Why would you want to do this?
If you have ever browsed Wikipedia (and who hasn't), then you have probably experienced the feeling of being happily lost, browsing from one interesting topic to the next and encountering information that they would never have searched for. Wikipedia's articles are peppered with hundreds of millions of links, which explain the topics being discussed, and create an environment where serendipitous encounters with information are commonplace.
The work described here aims to bring the same explanatory links—and the accessibility and serendipity they provide—to all documents.
Hasn't this been done already?
You may have seen other wikifier systems, like this one from University of North Texas. Our system is fairly different. It doesn't just use Wikipedia as a source of information to link to, but also as training data for how best to do it. In other words, it has been trained to make the same decisions as the people who edit Wikipedia. Try them both out and see the difference for yourself.
Where can I read more?
Smarter Searching with Wikipedia
You probably use search engines every single day. They are our go-to guys for everything from homework, to song lyrics, to advice on getting the baby to sleep. Still, they could be better. The big names—Google, Yahoo, Microsoft—all agree: search is not solved. Oddly enough, it might not be just the geeks who solve it. If you have ever written anything for the online encyclopedia Wikipedia, then you may also have a part to play.
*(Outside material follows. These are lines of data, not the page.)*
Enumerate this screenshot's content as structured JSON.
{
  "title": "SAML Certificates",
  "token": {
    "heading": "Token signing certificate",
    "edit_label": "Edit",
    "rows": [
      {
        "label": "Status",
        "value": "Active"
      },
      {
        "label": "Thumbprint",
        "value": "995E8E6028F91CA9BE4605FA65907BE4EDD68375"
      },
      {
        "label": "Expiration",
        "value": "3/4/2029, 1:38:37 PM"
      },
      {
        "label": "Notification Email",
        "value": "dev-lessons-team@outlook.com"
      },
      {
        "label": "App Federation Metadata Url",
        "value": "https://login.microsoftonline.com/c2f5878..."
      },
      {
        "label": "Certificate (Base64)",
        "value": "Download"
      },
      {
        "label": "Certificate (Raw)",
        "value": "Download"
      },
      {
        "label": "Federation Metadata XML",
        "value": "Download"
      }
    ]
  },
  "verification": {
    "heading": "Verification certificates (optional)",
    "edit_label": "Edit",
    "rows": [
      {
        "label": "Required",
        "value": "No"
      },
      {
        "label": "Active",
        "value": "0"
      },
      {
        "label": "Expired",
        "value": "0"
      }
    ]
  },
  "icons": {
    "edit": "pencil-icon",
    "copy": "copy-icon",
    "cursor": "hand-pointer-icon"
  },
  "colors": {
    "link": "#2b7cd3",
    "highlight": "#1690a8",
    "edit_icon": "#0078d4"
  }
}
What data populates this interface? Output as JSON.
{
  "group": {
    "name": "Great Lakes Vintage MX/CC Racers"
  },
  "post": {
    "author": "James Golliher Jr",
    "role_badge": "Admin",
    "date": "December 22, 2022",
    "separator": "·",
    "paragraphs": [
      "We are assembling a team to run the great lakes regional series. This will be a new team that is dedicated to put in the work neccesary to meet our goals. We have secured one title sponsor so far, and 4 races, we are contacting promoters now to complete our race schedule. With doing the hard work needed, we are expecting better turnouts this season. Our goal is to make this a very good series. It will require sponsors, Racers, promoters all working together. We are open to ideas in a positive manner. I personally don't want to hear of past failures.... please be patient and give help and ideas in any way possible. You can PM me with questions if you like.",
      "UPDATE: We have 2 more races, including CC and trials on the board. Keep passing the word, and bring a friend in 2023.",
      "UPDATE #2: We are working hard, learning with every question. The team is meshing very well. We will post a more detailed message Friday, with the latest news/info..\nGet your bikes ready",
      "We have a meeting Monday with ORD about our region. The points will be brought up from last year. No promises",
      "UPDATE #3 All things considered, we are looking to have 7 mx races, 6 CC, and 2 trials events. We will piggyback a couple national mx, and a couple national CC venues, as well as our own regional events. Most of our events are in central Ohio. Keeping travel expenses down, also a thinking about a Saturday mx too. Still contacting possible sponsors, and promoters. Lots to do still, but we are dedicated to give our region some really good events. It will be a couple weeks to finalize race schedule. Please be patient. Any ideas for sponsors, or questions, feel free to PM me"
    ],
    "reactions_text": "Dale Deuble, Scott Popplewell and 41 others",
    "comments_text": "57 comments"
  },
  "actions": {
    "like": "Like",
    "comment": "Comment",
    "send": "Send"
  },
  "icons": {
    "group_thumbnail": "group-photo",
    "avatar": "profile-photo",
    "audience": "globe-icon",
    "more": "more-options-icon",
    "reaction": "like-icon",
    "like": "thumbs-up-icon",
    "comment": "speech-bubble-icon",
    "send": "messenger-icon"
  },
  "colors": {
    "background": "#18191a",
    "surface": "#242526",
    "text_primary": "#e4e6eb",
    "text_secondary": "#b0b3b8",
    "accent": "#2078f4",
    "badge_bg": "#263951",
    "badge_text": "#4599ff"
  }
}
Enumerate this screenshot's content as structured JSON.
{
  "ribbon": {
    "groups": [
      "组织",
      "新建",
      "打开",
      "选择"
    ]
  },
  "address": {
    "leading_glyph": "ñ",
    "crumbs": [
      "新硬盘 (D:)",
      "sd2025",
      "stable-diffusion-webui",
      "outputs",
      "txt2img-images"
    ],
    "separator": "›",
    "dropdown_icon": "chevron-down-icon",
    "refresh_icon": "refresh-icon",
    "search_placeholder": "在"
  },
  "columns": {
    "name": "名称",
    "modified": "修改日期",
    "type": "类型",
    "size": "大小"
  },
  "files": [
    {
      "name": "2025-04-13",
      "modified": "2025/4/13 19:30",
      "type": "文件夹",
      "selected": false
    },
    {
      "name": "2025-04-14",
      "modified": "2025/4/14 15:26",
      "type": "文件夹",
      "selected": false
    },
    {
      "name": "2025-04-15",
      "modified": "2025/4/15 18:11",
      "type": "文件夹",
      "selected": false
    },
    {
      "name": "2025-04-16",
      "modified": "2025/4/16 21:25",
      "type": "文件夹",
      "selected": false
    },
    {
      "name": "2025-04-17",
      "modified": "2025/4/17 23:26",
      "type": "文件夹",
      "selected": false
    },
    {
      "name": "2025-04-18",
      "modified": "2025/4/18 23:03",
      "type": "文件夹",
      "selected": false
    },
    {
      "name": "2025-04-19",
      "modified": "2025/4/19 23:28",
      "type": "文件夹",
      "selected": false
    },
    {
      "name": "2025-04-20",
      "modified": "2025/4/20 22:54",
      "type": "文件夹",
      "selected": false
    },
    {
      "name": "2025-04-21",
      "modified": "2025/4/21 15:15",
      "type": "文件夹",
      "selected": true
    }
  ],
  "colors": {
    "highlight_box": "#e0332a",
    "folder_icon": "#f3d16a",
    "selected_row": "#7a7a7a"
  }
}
The big limitation of current search engines is that they don't understand us. When they are out crawling the web, they don't see people or places or events. They just see patterns of letters.
To put yourself in their shoes, imagine being a librarian: your job is to find books for people. Now imagine transferring to a library full of ancient Egyptian scrolls, where every request is given in obscure hieroglyphs. Your job would dissolve into tediously checking whether scrolls contained the same characters as the requests—just like a search engine does.
Sure, you would get better as time went on. You would remember common patterns, or that people prefer some scrolls over others. The real breakthrough, though, would be when you actually learned the language. For search engines, that breakthrough hasn't happened yet.
This is where Wikipedia comes in. To steal its own advertising blurb, Wikipedia is the free encyclopedia that anyone can edit. Since anyone can contribute, it grows incredibly quickly. It covers more-or-less everything, from nanotechnology to the working habits of Barbie dolls. This makes for a great place to search—it's one of the most visited websites on the planet.
Wikipedia might have even more potential. It might be able to teach search engines how to understand the rest of the web.
At the University of Waikato, we've been using Wikipedia to train a program to automatically recognize topics when they are mentioned. This learns from those little blue links that pepper Wikipedia's articles. In a recent experiment, we were able to take those links out and put most of them back in automatically. Only 26% of the old links were missing, and only 25% of the new ones didn't belong. That's not bad, considering you and I would argue about what should and shouldn't be linked.
We can run the same program on any webpage or document. Running it on this article, for example, yields 20 links to Wikipedia topics such as search engines, nanotechnology, and the University of Waikato. A search engine can use this to see people, places, events and ideas rather than just letters. This deeper understanding can be used to make the article easier to search for. For example, Wikipedia tells us other ways to look for search engines, such as web searching, search services, an even (in Spanish) motor de búsqueda.
We can also detect how important these topics are; that this document is about search engines and Wikipedia, and only mentions barbie dolls in passing. This summarizes the article, and provides tags under which it can be organized. It also tells search engines that this article isn't going to be helpful for someone searching for hieroglyphs.
We are also using Wikipedia to measure how topics relate to each other. This helps to organize documents, by showing that all of the important topics in this article relate to technology and belong in that section rather than sport or entertainment. This can also be used to suggest new topics for the reader. If you have persevered long enough to read this far, for example, then our algorithms suggest you investigate information retrieval and query expansion.
In the near future, Wikipedia might make such investigation a lot easier. In the meantime, why don't you share what you know by becoming a Wikipedian? Your contributions might have more of an impact than you think.
Can I make this part of my own system?
Yes! In fact, there are a few options:
The wikify web service is machine-readable, so feel free to call it from within your code. It can be made to return results directly (without the surrounding web interface) by appending &wrapInXml=false to the url (like this). You can also make it return XML (with additional information) by appending &xml (like this).
There are several other parameters available for specifying the format of the document, how many links to create, etc. Check here for details.
You can also host the service yourself, or deal directly with the source code. It has been incorporated into the Wikipedia Miner Toolkit and released open source under the GNU Public Licence.